Ela sai desconfiada, e Moisés, pensando estar livre da mulher, pega uma faca afiada e tenta circuncidar o menino. De repente, chega Zípora e o pega em flagrante:

– O que é que você está fazendo? Você vai matar o menino!
– Calma, Amor. Entenda. Sou judeu e todo judeu dedicado ao Senhor é circuncidado ao oitavo dia!
– Que história é esta?! Que loucura é esta?! E grita:
– PAAAIIII! Vem vê o que e está acontecendo aqui! Moisés diz:
– Amor, na… não precisamos disto. Não precisa ser assim…

Chega Jetro:

– O que está acontecendo aqui!
– Moisés está tentando aleijar o seu neto, diz ela aos gritos.

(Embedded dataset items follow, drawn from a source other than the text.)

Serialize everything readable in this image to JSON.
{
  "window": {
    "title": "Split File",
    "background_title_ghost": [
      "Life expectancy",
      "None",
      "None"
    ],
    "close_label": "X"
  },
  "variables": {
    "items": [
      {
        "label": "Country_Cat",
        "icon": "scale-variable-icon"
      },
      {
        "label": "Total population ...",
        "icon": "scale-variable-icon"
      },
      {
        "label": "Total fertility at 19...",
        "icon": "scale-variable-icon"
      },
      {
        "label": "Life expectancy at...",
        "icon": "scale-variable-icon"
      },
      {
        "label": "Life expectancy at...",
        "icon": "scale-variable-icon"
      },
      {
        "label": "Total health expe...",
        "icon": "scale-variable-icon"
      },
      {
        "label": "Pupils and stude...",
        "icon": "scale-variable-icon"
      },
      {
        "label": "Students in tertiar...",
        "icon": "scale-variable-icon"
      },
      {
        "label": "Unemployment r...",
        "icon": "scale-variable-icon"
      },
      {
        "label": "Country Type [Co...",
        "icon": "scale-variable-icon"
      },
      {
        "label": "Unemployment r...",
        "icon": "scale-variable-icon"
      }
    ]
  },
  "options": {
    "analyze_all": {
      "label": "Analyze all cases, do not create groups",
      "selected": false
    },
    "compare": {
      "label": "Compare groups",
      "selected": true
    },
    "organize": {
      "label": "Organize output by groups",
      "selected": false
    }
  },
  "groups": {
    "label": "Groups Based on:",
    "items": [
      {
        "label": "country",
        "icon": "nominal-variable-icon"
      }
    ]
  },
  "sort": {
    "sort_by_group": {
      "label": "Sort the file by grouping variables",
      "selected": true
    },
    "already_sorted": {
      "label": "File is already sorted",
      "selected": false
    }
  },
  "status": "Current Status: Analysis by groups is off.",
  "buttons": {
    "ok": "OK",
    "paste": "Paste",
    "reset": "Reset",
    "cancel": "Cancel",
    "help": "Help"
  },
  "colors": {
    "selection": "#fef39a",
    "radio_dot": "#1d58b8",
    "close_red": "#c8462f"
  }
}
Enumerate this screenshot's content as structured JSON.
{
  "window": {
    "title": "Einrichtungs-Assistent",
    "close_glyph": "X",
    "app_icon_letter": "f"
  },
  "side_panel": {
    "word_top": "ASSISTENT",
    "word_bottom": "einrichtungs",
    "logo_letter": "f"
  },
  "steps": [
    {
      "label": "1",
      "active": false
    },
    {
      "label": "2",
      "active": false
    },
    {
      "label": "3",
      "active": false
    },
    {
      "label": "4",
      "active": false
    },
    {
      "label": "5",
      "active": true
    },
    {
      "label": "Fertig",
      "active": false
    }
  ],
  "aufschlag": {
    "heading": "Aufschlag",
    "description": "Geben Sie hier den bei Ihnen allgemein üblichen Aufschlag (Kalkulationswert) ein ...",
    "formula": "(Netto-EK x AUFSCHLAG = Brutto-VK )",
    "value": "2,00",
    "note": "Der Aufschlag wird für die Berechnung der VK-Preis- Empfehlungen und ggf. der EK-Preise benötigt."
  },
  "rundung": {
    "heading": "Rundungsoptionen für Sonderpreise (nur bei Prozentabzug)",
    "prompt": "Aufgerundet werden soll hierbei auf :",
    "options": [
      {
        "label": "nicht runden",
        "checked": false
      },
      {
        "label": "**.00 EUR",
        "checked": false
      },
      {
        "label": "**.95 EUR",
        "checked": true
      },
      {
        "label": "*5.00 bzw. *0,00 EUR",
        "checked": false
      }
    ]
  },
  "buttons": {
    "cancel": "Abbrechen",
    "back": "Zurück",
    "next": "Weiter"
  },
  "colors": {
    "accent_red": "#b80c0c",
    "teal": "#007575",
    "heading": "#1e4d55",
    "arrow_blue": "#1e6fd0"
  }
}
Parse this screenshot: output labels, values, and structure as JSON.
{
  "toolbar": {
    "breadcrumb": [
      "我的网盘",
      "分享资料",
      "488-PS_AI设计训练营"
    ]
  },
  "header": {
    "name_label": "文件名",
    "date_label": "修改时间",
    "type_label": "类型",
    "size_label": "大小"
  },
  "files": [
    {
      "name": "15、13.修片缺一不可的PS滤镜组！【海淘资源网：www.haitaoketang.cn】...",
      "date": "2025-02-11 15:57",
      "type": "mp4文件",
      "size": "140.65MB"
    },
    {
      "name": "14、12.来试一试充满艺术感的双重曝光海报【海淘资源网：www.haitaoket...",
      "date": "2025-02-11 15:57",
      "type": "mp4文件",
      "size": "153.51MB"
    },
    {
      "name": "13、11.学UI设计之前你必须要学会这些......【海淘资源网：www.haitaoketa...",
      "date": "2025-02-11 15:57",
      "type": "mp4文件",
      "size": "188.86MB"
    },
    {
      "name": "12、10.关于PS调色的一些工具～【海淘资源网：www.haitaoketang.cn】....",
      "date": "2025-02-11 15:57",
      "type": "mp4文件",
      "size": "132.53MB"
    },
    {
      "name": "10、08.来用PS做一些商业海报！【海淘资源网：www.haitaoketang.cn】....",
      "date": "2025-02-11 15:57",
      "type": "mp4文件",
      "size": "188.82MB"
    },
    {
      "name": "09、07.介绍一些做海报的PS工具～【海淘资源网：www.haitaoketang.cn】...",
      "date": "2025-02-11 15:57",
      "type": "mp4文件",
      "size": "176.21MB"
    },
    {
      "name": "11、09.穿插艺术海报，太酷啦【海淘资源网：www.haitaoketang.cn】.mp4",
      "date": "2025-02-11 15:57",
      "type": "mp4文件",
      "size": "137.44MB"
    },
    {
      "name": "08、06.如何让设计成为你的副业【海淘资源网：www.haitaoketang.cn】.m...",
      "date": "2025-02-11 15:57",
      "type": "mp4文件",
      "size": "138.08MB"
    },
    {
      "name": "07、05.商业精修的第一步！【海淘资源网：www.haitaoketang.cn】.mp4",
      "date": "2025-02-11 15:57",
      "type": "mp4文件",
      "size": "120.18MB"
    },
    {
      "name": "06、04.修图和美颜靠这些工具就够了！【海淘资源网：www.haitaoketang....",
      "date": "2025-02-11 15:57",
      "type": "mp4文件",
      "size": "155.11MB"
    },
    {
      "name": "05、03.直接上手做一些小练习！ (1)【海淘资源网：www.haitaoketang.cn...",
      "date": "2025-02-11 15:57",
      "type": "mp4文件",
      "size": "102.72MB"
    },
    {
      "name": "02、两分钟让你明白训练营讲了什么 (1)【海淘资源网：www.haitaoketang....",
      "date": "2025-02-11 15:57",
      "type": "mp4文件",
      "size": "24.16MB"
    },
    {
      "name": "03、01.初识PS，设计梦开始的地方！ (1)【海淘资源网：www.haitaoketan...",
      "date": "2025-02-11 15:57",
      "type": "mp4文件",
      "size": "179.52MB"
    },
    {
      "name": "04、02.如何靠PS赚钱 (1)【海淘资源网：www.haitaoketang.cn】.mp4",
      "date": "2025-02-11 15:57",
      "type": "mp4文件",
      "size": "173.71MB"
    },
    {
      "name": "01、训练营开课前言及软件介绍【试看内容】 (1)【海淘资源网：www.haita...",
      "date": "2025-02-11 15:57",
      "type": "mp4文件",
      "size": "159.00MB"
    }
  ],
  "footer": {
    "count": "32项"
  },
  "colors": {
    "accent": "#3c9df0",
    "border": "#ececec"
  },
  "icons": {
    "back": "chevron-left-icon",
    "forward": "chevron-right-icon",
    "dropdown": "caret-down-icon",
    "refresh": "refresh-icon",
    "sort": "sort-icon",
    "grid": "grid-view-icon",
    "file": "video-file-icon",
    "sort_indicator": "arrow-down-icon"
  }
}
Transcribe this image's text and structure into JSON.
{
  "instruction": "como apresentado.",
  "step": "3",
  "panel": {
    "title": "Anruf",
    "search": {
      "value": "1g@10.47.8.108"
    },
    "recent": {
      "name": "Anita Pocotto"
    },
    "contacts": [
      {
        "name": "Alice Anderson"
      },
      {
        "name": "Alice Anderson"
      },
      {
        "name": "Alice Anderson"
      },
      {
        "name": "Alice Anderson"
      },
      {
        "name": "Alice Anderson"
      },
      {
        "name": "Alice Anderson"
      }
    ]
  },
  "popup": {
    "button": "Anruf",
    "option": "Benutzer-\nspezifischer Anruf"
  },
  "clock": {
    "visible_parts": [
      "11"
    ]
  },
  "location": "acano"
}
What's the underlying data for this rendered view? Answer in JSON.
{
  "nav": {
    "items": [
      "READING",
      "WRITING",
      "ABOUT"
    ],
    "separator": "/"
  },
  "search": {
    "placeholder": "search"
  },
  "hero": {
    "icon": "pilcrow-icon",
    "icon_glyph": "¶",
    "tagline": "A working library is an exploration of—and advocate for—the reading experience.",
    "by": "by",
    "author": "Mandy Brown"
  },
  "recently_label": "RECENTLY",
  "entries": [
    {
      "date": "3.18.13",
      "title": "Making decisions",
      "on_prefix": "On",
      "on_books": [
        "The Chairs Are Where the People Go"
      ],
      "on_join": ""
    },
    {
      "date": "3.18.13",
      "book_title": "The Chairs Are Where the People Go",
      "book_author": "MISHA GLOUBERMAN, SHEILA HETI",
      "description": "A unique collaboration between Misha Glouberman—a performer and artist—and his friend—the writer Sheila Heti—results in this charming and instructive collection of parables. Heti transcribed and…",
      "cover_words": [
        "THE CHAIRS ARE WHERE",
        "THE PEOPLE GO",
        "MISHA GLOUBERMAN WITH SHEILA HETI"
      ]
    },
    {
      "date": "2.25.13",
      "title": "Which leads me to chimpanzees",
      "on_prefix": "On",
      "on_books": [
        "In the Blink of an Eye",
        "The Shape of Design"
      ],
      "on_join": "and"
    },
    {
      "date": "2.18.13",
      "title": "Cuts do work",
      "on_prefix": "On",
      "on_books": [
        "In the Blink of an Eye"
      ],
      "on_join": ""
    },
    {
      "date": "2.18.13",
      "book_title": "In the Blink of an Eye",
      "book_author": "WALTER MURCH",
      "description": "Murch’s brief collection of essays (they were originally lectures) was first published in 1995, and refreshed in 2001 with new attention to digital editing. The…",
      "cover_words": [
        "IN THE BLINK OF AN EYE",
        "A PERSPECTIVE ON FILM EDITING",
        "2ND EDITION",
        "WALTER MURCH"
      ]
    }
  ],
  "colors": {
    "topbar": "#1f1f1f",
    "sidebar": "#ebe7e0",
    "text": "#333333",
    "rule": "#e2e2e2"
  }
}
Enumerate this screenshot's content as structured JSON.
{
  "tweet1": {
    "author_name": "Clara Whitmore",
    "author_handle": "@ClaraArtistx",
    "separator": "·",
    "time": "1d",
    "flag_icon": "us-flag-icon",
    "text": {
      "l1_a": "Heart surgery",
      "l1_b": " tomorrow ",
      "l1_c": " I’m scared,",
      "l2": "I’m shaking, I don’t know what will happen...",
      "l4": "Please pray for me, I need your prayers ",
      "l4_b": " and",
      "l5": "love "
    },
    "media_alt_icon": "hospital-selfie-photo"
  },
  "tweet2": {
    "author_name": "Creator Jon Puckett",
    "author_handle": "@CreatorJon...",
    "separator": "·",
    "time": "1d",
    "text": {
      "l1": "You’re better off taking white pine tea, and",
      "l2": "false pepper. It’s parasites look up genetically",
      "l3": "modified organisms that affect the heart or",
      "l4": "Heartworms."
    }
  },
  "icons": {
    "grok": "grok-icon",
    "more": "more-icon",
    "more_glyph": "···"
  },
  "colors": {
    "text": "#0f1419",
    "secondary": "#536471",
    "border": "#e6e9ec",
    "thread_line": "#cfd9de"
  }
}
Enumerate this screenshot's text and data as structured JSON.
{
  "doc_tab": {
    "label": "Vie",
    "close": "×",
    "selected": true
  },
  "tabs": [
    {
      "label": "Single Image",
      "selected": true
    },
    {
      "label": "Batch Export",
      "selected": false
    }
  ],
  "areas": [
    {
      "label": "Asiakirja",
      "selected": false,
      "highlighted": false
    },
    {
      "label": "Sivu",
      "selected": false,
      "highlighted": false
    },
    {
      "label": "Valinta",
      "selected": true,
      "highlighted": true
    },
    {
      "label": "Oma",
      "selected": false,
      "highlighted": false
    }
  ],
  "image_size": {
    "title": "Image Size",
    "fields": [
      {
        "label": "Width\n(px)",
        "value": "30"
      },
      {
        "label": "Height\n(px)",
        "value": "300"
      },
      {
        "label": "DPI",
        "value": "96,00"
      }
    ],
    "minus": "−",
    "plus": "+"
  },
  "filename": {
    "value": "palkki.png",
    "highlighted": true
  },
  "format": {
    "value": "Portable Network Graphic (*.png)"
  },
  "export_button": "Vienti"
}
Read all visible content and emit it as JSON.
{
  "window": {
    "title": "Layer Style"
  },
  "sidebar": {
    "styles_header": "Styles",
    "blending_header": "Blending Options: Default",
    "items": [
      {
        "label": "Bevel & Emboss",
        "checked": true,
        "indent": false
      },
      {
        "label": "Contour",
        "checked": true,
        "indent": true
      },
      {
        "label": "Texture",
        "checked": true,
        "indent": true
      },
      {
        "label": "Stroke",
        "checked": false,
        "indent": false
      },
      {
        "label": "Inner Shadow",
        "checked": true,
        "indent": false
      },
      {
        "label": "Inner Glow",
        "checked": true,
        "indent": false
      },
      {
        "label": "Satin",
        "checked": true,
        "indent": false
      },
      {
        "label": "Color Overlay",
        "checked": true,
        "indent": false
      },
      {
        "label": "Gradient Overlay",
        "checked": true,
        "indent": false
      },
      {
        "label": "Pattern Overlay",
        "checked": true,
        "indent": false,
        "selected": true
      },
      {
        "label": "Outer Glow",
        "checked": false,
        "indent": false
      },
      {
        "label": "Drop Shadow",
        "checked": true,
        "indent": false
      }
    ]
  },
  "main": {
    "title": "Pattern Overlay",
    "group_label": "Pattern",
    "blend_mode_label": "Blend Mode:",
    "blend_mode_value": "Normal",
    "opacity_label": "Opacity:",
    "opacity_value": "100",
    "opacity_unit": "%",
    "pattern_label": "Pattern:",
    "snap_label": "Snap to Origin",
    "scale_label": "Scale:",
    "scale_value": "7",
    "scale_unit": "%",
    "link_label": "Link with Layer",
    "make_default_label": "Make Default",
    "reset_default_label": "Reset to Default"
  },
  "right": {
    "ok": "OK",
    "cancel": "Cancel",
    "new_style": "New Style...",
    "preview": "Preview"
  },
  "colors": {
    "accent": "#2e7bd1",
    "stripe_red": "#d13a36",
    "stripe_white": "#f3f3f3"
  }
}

Moisés tenta se explicar, mas diante dos fatos e pego com a faca na mão, se cala. Jetro arremete:

– Aqui em Midiã nós não temos tal costume! Filha, fique de olho nele, se ele tentar isto de novo me avise que eu tomo as medidas cabíveis. Que loucura, circuncidar uma criança!? Que Deus louco exigiria isto?!

Aos 80 anos, temos Moisés, o homem que acabara de ser chamado por Deus, acamado e sussurrando suas possíveis últimas palavras:

– Precisamos circuncidar os nossos filhos, é por isso que o Senhor está me matando!

Conclusão

Por vezes, pensamos que por sermos chamados por Deus, podemos abrir mão dos princípios dEle em nossas vidas. Que somos tão “úteis” para Deus, que Ele vai ser um tanto leviano e frouxo conosco se nós resolvermos abrir mão de alguns princípios. Achamos que podemos abrir mão de princípios em nosso lar, tendo em vista nossa “importância” para a obra. Que podemos ser frouxos com os seus princípios em casa, no cuidado da mulher e filhos, na supervisão dos princípios de Deus no lar.

Precisamos entender que Deus não abre mão dos seus princípios por ninguém. Ele é Senhor, e nosso lar tem que refletir os princípios de Deus. Nosso lar precisa ser uma fonte de sal e luz!